We Asked Young Muslims in Paris About Ramadan

The challenges of fasting in the West

The holy month of Ramadan—a time when Muslims come together, endure daily fasting and take stock of their lives—is actually a month of festivities in the Muslim world. Families and friends gather every evening for Iftar and meet again for Suhoor in the early morning.

But in the West, Ramadan is a different, sometimes even an isolating experience, especially for younger demographics. This year, Muslims have to wait until 10pm to break their fast in France. While 59 percent of French Muslims age 18-44 year-old observed the month of fasting in the late 1980s, there is now over 73 percent of them fasting. But with a rise of Islamophobia, a slew of young muslims have been lead to feel more stigmatised and marginalised from the community.

MILLE caught with six young Muslims in Paris to find out what they find hard about doing Ramadan.

Ibticem Larbi, 21, graphic design and illustration student

“The most difficult thing during Ramadan is being on your own. Despite the fact that my family fasts, I spend the most part of my day outside and no one can relate to what I’m doing.”

Malick Tandjigora, 23, fine art student

“The hardest thing to me is, having to slow down my rhythm and deal with boredom. Usually, I’m always out but during Ramadan, I spend more time at home chilling with my family. It’s really a challenge of self-control. Another dilemma I face is whether I should eat a lot during Iftar, go to bed and feel hungry the next day, or stay awake until Suhoor, eat well but feel tired the next day. I usually stay awake so I can do my prayer at dawn.”

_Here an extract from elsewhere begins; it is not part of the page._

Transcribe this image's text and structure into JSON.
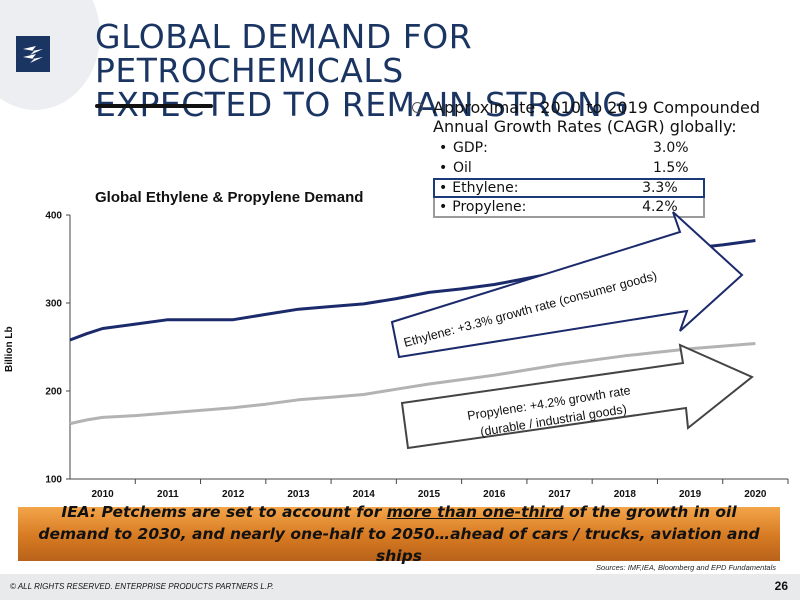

Manon Magnez, 20, illustration student

“My experience is really personal and singular as I’m a convert. My family hasn’t accepted my conversion to Islam at all and it’s really oppressing. Sometimes they’ll try to force me to eat. I really feel lonely, but in my own home. Luckily, I have a Muslim friend who invites me at her place and her mom gives me doggy bags.”

Khalil Lotfi, 23, management student

“During Ramadan, I miss my grandmother’s home-cooked food and playing cards with my cousins all night long. Here, I break my fast with friends in restaurants and kebab shops, but it’s not the same feeling.”

Leila Nour Johnson, 27, fashion designer

“The hardest thing about Ramadan is going through the rituals on my own, as my family isn’t here. Also, I find it hard not going out anymore and socialising. It’s a lonely experience, but in my case, I don’t see the loneliness as negative: doing Ramadan is a conscious choice and a personal relationship between my faith and I.”

Sekou Camara, 26, communications student

“For me, the challenge is keeping myself busy. When I’m doing things I forget about hunger and thirstiness. Trust me, if you’re unemployed, Ramadan must be so hard! Yesterday, I took pictures all afternoon and it was okay. Exercising during Ramadan and reading books are the two things I struggle doing while fasting.”